A decisão permite que o detento cumpra o restante de sua pena em casa, sob condições específicas: ele deve comparecer trimestralmente à Vara de Execuções Criminais ou à Central de Atenção ao Egresso e Família, manter uma ocupação lícita, respeitar horários de saída e retorno ao lar, não mudar de endereço sem autorização judicial, e evitar frequentar locais como bares e casas de jogo. Essas medidas visam garantir que a progressão de regime não comprometa a segurança pública enquanto respeita os direitos do detento.

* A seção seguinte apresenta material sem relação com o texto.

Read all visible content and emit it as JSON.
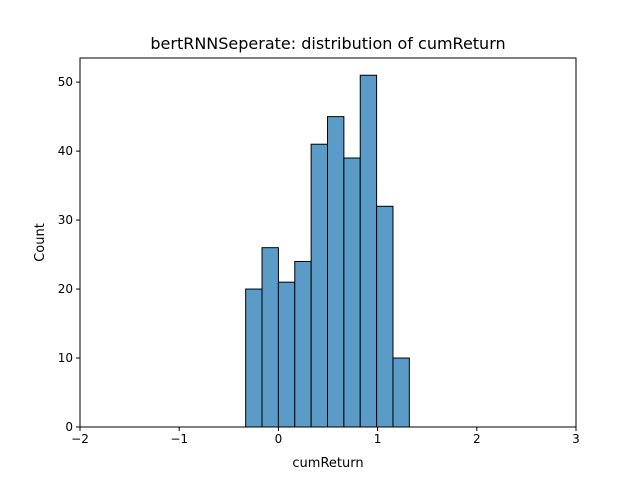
{
  "chart_data": {
    "type": "bar",
    "title": "bertRNNSeperate: distribution of cumReturn",
    "xlabel": "cumReturn",
    "ylabel": "Count",
    "xlim": [
      -2,
      3
    ],
    "ylim": [
      0,
      53.5
    ],
    "x_ticks": [
      -2,
      -1,
      0,
      1,
      2,
      3
    ],
    "x_tick_labels": [
      "−2",
      "−1",
      "0",
      "1",
      "2",
      "3"
    ],
    "y_ticks": [
      0,
      10,
      20,
      30,
      40,
      50
    ],
    "y_tick_labels": [
      "0",
      "10",
      "20",
      "30",
      "40",
      "50"
    ],
    "grid": false,
    "legend": false,
    "bin_edges": [
      -0.33,
      -0.165,
      0.0,
      0.165,
      0.33,
      0.495,
      0.66,
      0.825,
      0.99,
      1.155,
      1.32
    ],
    "values": [
      20,
      26,
      21,
      24,
      41,
      45,
      39,
      51,
      32,
      10
    ],
    "colors": {
      "bar_fill": "#5b9bc8",
      "bar_edge": "#000000",
      "axes": "#000000"
    }
  }
}
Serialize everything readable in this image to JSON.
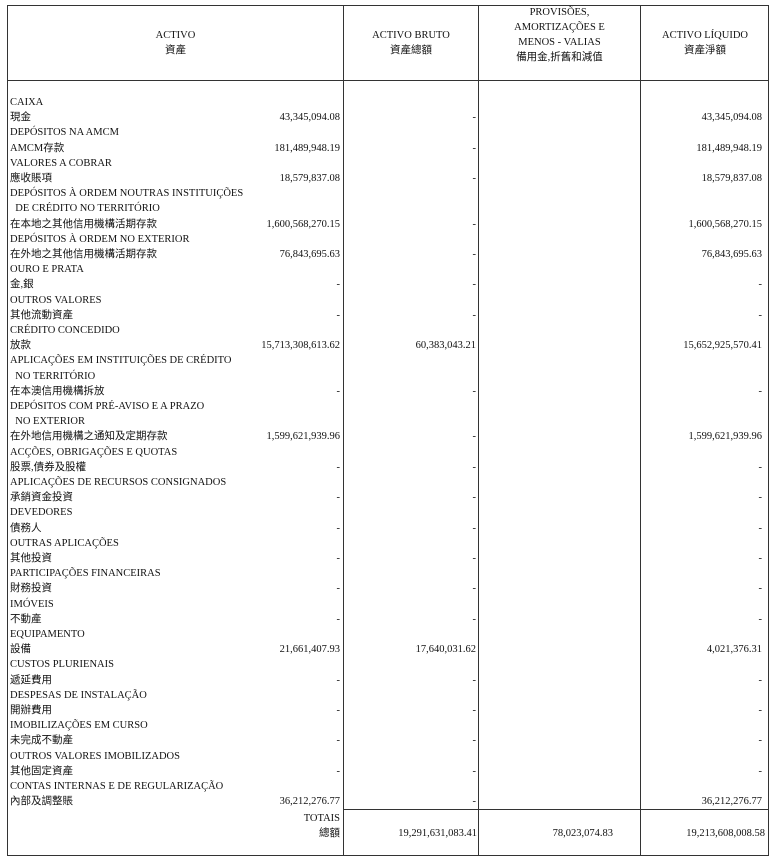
{
  "header": {
    "activo": [
      "ACTIVO",
      "資產"
    ],
    "bruto": [
      "ACTIVO BRUTO",
      "資產總額"
    ],
    "provisoes": [
      "PROVISÕES,",
      "AMORTIZAÇÕES E",
      "MENOS - VALIAS",
      "備用金,折舊和減值"
    ],
    "liquido": [
      "ACTIVO LÍQUIDO",
      "資產淨額"
    ]
  },
  "items": [
    {
      "pt": [
        "CAIXA"
      ],
      "zh": "現金",
      "bruto": "43,345,094.08",
      "prov": "-",
      "liquido": "43,345,094.08"
    },
    {
      "pt": [
        "DEPÓSITOS NA AMCM"
      ],
      "zh": "AMCM存款",
      "bruto": "181,489,948.19",
      "prov": "-",
      "liquido": "181,489,948.19"
    },
    {
      "pt": [
        "VALORES A COBRAR"
      ],
      "zh": "應收賬項",
      "bruto": "18,579,837.08",
      "prov": "-",
      "liquido": "18,579,837.08"
    },
    {
      "pt": [
        "DEPÓSITOS À ORDEM NOUTRAS INSTITUIÇÕES",
        "  DE CRÉDITO NO TERRITÓRIO"
      ],
      "zh": "在本地之其他信用機構活期存款",
      "bruto": "1,600,568,270.15",
      "prov": "-",
      "liquido": "1,600,568,270.15"
    },
    {
      "pt": [
        "DEPÓSITOS À ORDEM NO EXTERIOR"
      ],
      "zh": "在外地之其他信用機構活期存款",
      "bruto": "76,843,695.63",
      "prov": "-",
      "liquido": "76,843,695.63"
    },
    {
      "pt": [
        "OURO E PRATA"
      ],
      "zh": "金,銀",
      "bruto": "-",
      "prov": "-",
      "liquido": "-"
    },
    {
      "pt": [
        "OUTROS VALORES"
      ],
      "zh": "其他流動資產",
      "bruto": "-",
      "prov": "-",
      "liquido": "-"
    },
    {
      "pt": [
        "CRÉDITO CONCEDIDO"
      ],
      "zh": "放款",
      "bruto": "15,713,308,613.62",
      "prov": "60,383,043.21",
      "liquido": "15,652,925,570.41"
    },
    {
      "pt": [
        "APLICAÇÕES EM INSTITUIÇÕES DE CRÉDITO",
        "  NO TERRITÓRIO"
      ],
      "zh": "在本澳信用機構拆放",
      "bruto": "-",
      "prov": "-",
      "liquido": "-"
    },
    {
      "pt": [
        "DEPÓSITOS COM PRÉ-AVISO E A PRAZO",
        "  NO EXTERIOR"
      ],
      "zh": "在外地信用機構之通知及定期存款",
      "bruto": "1,599,621,939.96",
      "prov": "-",
      "liquido": "1,599,621,939.96"
    },
    {
      "pt": [
        "ACÇÕES, OBRIGAÇÕES E QUOTAS"
      ],
      "zh": "股票,債券及股權",
      "bruto": "-",
      "prov": "-",
      "liquido": "-"
    },
    {
      "pt": [
        "APLICAÇÕES DE RECURSOS CONSIGNADOS"
      ],
      "zh": "承銷資金投資",
      "bruto": "-",
      "prov": "-",
      "liquido": "-"
    },
    {
      "pt": [
        "DEVEDORES"
      ],
      "zh": "債務人",
      "bruto": "-",
      "prov": "-",
      "liquido": "-"
    },
    {
      "pt": [
        "OUTRAS APLICAÇÕES"
      ],
      "zh": "其他投資",
      "bruto": "-",
      "prov": "-",
      "liquido": "-"
    },
    {
      "pt": [
        "PARTICIPAÇÕES FINANCEIRAS"
      ],
      "zh": "財務投資",
      "bruto": "-",
      "prov": "-",
      "liquido": "-"
    },
    {
      "pt": [
        "IMÓVEIS"
      ],
      "zh": "不動產",
      "bruto": "-",
      "prov": "-",
      "liquido": "-"
    },
    {
      "pt": [
        "EQUIPAMENTO"
      ],
      "zh": "設備",
      "bruto": "21,661,407.93",
      "prov": "17,640,031.62",
      "liquido": "4,021,376.31"
    },
    {
      "pt": [
        "CUSTOS PLURIENAIS"
      ],
      "zh": "遞延費用",
      "bruto": "-",
      "prov": "-",
      "liquido": "-"
    },
    {
      "pt": [
        "DESPESAS DE INSTALAÇÃO"
      ],
      "zh": "開辦費用",
      "bruto": "-",
      "prov": "-",
      "liquido": "-"
    },
    {
      "pt": [
        "IMOBILIZAÇÕES EM CURSO"
      ],
      "zh": "未完成不動產",
      "bruto": "-",
      "prov": "-",
      "liquido": "-"
    },
    {
      "pt": [
        "OUTROS VALORES IMOBILIZADOS"
      ],
      "zh": "其他固定資產",
      "bruto": "-",
      "prov": "-",
      "liquido": "-"
    },
    {
      "pt": [
        "CONTAS INTERNAS E DE REGULARIZAÇÃO"
      ],
      "zh": "內部及調整賬",
      "bruto": "36,212,276.77",
      "prov": "-",
      "liquido": "36,212,276.77"
    }
  ],
  "totals": {
    "label_pt": "TOTAIS",
    "label_zh": "總額",
    "bruto": "19,291,631,083.41",
    "prov": "78,023,074.83",
    "liquido": "19,213,608,008.58"
  }
}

O juiz Luiz Guilherme Cursino de Moura Santos destacou que a demora na realização do exame criminológico não pode ser atribuída ao preso, e que tal atraso não deve prejudicar seu direito à progressão de regime. Ele observou que o detento mantém boa conduta carcerária, não cometeu faltas disciplinares recentemente, e já cumpriu mais de um quarto de sua pena, atendendo assim aos requisitos legais para a progressão.
Apesar das preocupações do Ministério Público sobre os “aspectos negativos” da personalidade do detento, o juiz Santos enfatizou que, uma vez cumpridos os requisitos legais, a gravidade do delito não deve impedir a progressão. Esta decisão sublinha a importância de equilibrar a aplicação da lei com a realidade das condições do sistema prisional, buscando evitar que falhas estruturais prejudiquem os direitos dos indivíduos encarcerados.